Vatican News, the website overseen by the Vatican’s Dicastery for Communication, said on Dec. 23 that the pope who reigned for only 33 days will be beatified in St. Peter’s Basilica.
It added that the Congregation for the Causes of Saints shared the ceremony’s date with Cardinal Beniamino Stella, postulator of the cause of canonization, and Bishop Renato Marangoni of Belluno-Feltre, the Italian diocese where the cause opened on Nov. 23, 2003, and closed on Nov. 9, 2017, with the proclamation of John Paul I’s heroic virtues.
Pope Francis recognized a miracle obtained through the intercession of his papal predecessor in October.
John Paul I was elected pope on Aug. 26, 1978, following the death of Paul VI. A priority of his short pontificate was carrying forward the work of the Second Vatican Council.
He died unexpectedly on Sept. 28, 1978, at the age of 65, and was succeeded by Pope John Paul II.
Even before he was elected pope, Albino Luciani was known for his humility, his emphasis on spiritual poverty, and his dedication to teaching the faith in an understandable manner.
The miracle attributed to John Paul I’s intercession is the 2011 healing of a girl in the Archdiocese of Buenos Aires, Argentina, from a severe form of encephalopathy, a disease affecting the brain.
Last year, Pope Francis instituted a Vatican foundation to promote the thought and teachings of John Paul I.
In an April 2020 article in L’Osservatore Romano, Vatican Secretary of State Cardinal Pietro Parolin wrote that “Pope John Paul I was and remains a reference point in the history of the universal Church, the importance of which — as St. John Paul II pointed out — is inversely proportional to the duration of his very short pontificate.”

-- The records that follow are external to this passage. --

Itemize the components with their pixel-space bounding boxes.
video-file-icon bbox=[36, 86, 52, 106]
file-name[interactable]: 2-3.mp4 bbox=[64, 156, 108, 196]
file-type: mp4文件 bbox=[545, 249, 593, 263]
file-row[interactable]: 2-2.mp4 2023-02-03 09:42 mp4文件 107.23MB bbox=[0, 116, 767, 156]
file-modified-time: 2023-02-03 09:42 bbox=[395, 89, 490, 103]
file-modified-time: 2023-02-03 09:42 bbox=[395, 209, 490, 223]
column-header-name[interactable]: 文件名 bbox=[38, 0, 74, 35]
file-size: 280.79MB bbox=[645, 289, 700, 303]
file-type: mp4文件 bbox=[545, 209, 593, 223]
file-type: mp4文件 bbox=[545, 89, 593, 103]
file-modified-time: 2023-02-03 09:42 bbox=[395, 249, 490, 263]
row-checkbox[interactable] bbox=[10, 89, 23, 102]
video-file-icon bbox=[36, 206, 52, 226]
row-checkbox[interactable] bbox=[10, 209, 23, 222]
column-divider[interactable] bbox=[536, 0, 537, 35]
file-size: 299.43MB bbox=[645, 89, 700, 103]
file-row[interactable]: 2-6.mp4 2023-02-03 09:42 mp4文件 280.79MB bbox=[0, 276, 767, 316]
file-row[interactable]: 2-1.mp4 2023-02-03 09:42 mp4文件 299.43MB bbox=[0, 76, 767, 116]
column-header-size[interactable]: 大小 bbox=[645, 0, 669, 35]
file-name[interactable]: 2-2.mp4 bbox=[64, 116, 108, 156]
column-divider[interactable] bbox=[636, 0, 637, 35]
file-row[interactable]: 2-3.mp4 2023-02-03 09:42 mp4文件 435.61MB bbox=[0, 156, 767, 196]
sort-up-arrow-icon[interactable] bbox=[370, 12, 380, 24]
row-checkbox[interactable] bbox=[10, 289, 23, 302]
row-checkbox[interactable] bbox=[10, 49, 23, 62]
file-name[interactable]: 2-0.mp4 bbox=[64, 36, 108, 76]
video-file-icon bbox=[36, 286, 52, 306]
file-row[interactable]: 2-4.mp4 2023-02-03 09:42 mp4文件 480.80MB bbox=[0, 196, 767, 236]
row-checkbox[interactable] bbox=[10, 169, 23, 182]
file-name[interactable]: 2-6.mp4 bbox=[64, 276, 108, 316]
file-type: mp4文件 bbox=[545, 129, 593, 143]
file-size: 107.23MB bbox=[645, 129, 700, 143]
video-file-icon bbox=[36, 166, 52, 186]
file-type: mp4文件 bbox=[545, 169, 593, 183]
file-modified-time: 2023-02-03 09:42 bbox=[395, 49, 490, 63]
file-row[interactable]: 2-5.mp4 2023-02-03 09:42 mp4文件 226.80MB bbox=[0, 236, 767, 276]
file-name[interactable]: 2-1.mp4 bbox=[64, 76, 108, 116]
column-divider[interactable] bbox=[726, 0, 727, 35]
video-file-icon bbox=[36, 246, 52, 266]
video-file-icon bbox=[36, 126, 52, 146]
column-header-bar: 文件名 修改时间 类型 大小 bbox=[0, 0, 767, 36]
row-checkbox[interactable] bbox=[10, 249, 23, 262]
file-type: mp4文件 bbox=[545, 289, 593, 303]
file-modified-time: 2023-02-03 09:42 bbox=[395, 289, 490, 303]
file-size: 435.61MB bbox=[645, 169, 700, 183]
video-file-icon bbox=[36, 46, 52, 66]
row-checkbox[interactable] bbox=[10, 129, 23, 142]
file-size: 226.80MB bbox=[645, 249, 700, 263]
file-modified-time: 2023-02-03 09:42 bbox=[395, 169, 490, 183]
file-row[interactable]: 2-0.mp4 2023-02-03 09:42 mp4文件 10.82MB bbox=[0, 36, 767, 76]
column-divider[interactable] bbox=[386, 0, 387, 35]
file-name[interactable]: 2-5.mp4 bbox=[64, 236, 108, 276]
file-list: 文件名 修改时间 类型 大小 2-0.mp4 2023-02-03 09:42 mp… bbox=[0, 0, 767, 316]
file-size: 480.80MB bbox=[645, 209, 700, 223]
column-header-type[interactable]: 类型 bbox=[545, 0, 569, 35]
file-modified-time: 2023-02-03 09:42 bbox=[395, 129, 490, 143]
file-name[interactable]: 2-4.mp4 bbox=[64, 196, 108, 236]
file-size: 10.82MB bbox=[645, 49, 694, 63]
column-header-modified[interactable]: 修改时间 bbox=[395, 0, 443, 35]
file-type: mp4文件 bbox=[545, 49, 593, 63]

In 2008, on the 30th anniversary of John Paul I’s death, Benedict XVI reflected on St. Paul’s Letter to the Philippians, in which the apostle writes: “Do nothing out of selfishness or out of vainglory; rather, humbly regard others as more important than yourselves.”
Benedict said that the biblical text brought to mind John Paul I, who chose the same episcopal motto as St. Charles Borromeo: Humilitas.
John Paul I’s simplicity, according to Benedict, “was a means of solid and fruitful instruction, which, thanks to the gift of an excellent memory and vast culture, was enriched by numerous citations of Church and secular authors.”
Writing in Avvenire, the official newspaper of the Italian bishops’ conference, on Dec. 23, vice postulator Stefania Falasca noted that John Paul I is one of six (out of nine) 20th-century popes whose causes of beatification and canonization have been introduced.
Four of them have so far concluded in canonization: those of Pius X, John XXIII, Paul VI, and John Paul II.